贺兰穆的巴掌已经落在沈璧君脸上,紧接着是不堪入耳的谩骂:“不都说汉人女子才情横溢吗?你怎么连幅画都看不懂?老子当初怎么就抢了你这么一个废物!早知你如此无用,当初就应该把你犒劳给手下那群弟兄,让你和那些汉人女子一同做军妓!”
沈卿月捂着脸,垂着眉眼,始终一声不吭,任凭贺兰穆辱骂。沈卿月心下诧异,母亲明明琴棋书画样样精通,为何说自己不会?
她拿着长弓站了起来,想要开口为母亲求情。沈璧君似有心灵感应,暗暗递给她一个眼神。沈卿月张了张嘴,终究什么也没说,也没有动,只是攥紧了手中的长弓。

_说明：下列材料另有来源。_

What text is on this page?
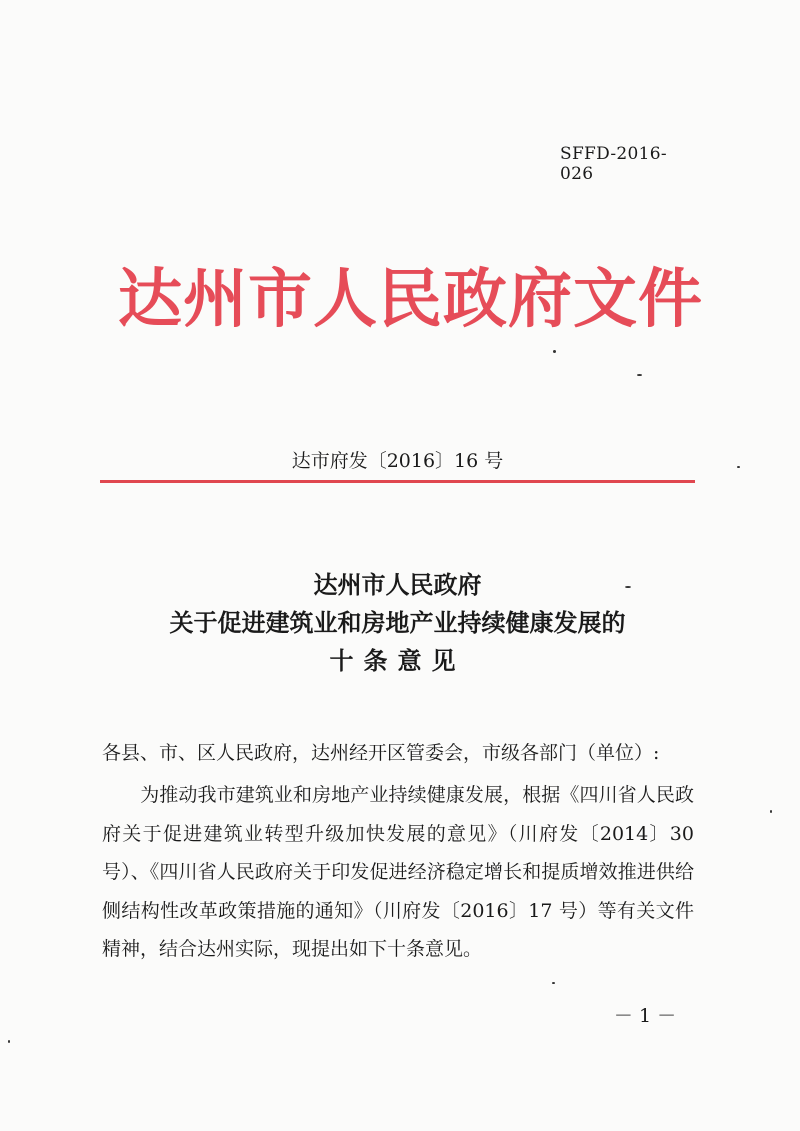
SFFD-2016-026
达州市人民政府文件
达市府发〔2016〕16 号
达州市人民政府
关于促进建筑业和房地产业持续健康发展的
十条意见
各县、市、区人民政府，达州经开区管委会，市级各部门（单位）:
　　为推动我市建筑业和房地产业持续健康发展，根据《四川省人民政府关于促进建筑业转型升级加快发展的意见》（川府发〔2014〕30 号）、《四川省人民政府关于印发促进经济稳定增长和提质增效推进供给侧结构性改革政策措施的通知》（川府发〔2016〕17 号）等有关文件精神，结合达州实际，现提出如下十条意见。
－ 1 －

贺兰穆转头瞥见沈卿月,看到那张与沈璧君相似的脸,心中怒火更甚,大吼一声:“滚出去!”
沈卿月弯腰摸起地上的箭矢,白着一张脸朝门口走去。刚迈出门槛,门被就贺兰穆重重地关上。沈卿月立在檐下,听到贺兰穆又辱骂了沈璧君几句。
沈卿月一直躲在暗处,等到贺兰穆提着裤子从沈璧君房里一脸餍足地出来,嘴里还骂骂咧咧:“睡了那么多年,就只生了一个!真是不中用,还是我们大夏女子好生养!”
沈璧君自然不能再生孩子,因为她当年在生下沈卿月后,偷偷服了绝子药,早已伤了根本,所以此生再也无法受孕。
那一晚过后,沈璧君将视若珍宝的贴身玉佩戴在了沈卿月身上,从此愈加认真教授沈卿月习字读书。自那晚后,沈璧君也愈加沉默安静。
直到盛璟出现,沈璧君对于赐婚,表现出了非同寻常的喜悦。她欢欢喜喜地为沈卿月绣着汉人嫁衣,准备汉人女子成婚的一切用品。
成亲那日,沈璧君看着身穿喜袍的盛璟,骑着高头大马,引领着花轿远去在人潮汹涌的长街,神情又是落寞,又是释然,似乎终于卸下了一个重重的担子。
沈卿月嫁给盛璟后,盛璟虽然没有与她圆房,但是却对她极为尊重体贴。他从不像大夏男人那样粗蛮无礼,就像是母亲口中的谦谦君子。
盛璟来自上京的名门世家,从小习的是君子六艺。他待沈卿月彬彬有礼,尤其在外,更是极尽温柔,给足了沈卿月面子。虽然这柔情中难免夹杂着几分算计,因为盛璟要让拓拔复对他放心。<
后来两人被拓拔赫赶出皇宫蜗居在小院,没了皇宫的尔虞我诈,那时的两人,也确实度过了一段清贫却温情的时光。可是回了上京,两人却渐行渐远。
思绪回笼,沈卿月摸向腕间的玉镯,黯然神伤。陆明宵见她面容流露两分倦怠之色,知她伤后精力不济,便吩咐高松,将为沈卿月煲的滋补汤端来。